The WTO talks began in Geneva last Monday and are likely to run into the middle of this week.
"From a Swiss point of view the proposal is positive for industrial goods," Leuthard said, explaining that the tariff on foreign agricultural products would drop by 54-60 per cent and the import of such goods would rise considerably.
Leuthard said she was confident the quality of Swiss products would assert itself, but admitted Switzerland had not achieved its target in this area.
"I would have liked to reduce the tariffs more, but here we have to conform with the European Union," she said.
However, the president of the Swiss Farmers' Association slammed the proposed trade deal.
Hansjörg Walter said on Sunday that Swiss farmers could expect to lose 30-50 per cent of their income, estimating that the number of Swiss farms would halve within seven to ten years.
Walter said he therefore wanted to see Leuthard pushing for additional exemptions for sensitive products.
Responding to farmers' criticism, Leuthard said it had been clear from the very beginning that this time farmers would not be spared, but she said she understood their concerns.
"We will not leave the farmers in the lurch – we will cushion any WTO agreement with accompanying measures," she said.
Before ministers from 35 key WTO players resumed talks in Geneva on Sunday evening, delegates were hoping to reach final agreement on bananas and other tropical product issues.
The European Union and Latin American banana producers agreed early on Sunday to cut the EU's import duty to €114 (SFr185) a tonne by 2016 after an initial cut to €148 in 2009 from €176 now.
But it must still be approved by former European colonies in Africa, the Caribbean and Pacific (ACP) as well as EU member states such as France and Spain, whose farmers in the Caribbean territories and the Canary Islands also grow bananas.
A trade source said developing countries were also growing alarmed at signs that China would seek to protect markets for rice, cotton and sugar and other industrial sectors, shutting off new export opportunities for them. This was likely to surface in Sunday evening's meeting, known as the "Green Room".
"In the wider negotiation, everything still hangs on Sunday's Green Room session," according to EU trade chief Peter Mandelson. "There is no guarantee that the fragile package that began to emerge on Friday night will survive."
swissinfo with agencies
Launched in the Qatari capital in November 2001, the WTO's latest liberalisation talks known as the Doha Round have struggled to overcome many countries' fears of exposing sensitive agricultural and manufacturing industries to more competition.

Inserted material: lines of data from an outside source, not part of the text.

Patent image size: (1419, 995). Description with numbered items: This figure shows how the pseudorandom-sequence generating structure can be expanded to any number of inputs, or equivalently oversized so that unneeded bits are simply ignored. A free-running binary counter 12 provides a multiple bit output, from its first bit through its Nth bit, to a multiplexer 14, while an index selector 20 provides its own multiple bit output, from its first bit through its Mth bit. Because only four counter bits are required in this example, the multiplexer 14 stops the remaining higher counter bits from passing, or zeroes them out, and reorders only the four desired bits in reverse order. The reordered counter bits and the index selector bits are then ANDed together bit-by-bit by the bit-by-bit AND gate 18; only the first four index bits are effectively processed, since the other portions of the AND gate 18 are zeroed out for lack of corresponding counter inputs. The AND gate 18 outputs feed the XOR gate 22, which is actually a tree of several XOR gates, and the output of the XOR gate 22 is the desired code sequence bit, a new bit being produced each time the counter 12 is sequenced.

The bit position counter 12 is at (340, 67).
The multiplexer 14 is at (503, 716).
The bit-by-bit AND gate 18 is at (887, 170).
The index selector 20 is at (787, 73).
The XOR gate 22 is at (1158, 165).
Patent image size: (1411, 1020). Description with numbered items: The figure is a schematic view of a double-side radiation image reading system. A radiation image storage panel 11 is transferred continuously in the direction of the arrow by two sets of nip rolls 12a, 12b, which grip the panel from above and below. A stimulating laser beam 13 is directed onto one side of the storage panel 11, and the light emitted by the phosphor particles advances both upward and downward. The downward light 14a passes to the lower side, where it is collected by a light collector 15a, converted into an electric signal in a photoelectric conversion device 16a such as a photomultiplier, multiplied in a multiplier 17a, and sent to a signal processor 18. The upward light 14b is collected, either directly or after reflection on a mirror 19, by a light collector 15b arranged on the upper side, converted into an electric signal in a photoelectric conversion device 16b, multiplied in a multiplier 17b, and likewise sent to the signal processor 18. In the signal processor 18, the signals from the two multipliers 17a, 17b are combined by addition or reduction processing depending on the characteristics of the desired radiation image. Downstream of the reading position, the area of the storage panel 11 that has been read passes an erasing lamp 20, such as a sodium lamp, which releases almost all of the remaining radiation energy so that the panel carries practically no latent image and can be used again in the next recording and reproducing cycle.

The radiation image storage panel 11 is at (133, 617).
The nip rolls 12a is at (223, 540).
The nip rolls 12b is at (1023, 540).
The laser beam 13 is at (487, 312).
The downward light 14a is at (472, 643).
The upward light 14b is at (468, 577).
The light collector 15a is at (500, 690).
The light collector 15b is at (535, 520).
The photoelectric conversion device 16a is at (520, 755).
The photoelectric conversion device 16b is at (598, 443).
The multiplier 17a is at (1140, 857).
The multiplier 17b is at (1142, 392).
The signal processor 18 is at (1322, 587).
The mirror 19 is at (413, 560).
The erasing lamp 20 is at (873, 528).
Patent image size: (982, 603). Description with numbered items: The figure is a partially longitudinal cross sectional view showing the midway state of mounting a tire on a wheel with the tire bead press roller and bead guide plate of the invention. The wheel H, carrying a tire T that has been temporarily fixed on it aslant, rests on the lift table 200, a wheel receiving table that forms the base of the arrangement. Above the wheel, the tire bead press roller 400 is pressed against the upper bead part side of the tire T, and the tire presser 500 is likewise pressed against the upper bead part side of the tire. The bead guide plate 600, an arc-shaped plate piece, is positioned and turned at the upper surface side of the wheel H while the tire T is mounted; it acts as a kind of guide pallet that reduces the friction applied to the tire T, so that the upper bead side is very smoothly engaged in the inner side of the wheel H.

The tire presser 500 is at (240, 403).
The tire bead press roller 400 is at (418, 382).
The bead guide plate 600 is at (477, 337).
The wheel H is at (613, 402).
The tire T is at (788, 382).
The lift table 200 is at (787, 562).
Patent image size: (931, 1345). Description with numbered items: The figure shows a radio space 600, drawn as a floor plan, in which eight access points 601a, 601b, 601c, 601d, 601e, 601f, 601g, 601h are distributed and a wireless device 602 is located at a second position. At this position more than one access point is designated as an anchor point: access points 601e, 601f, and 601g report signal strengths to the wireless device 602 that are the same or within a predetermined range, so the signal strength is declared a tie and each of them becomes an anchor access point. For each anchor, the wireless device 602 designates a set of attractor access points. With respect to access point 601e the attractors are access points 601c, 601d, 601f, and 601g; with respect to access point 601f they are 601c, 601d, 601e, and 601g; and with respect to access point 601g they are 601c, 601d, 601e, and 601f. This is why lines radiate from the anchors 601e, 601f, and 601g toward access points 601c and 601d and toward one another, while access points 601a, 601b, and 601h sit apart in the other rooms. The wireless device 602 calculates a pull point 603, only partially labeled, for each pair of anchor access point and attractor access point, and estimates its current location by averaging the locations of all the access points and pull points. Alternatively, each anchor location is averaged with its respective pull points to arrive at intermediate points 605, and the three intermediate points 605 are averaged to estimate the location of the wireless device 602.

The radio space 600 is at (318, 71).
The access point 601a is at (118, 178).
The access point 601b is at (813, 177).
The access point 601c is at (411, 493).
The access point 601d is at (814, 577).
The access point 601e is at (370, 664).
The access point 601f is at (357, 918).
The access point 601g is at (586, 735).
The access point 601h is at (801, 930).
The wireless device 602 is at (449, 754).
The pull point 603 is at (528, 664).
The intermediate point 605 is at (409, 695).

The negotiations broke down in July 2006, well past the original deadline of January 2005.
Despite, the key elements for an overall deal are now relatively clear. The United States would cut its farm subsidies, blamed by poor countries for squeezing their farmers out of the market.
The European Union would open its protected market for food by cutting agricultural tariffs, giving developing country food exporters such as Brazil new opportunities.
And developing countries would cut their industrial tariffs, opening their markets to manufacturers in rich countries. Other elements would include a boost to trade among developing nations and liberalization of services such as banking and telecoms.
But developing countries want waivers to tariff cuts to protect their subsistence farmers and fledgling industries, while rich nations say they cannot sell the sacrifices being asked of them unless they can point to gains in market access elsewhere.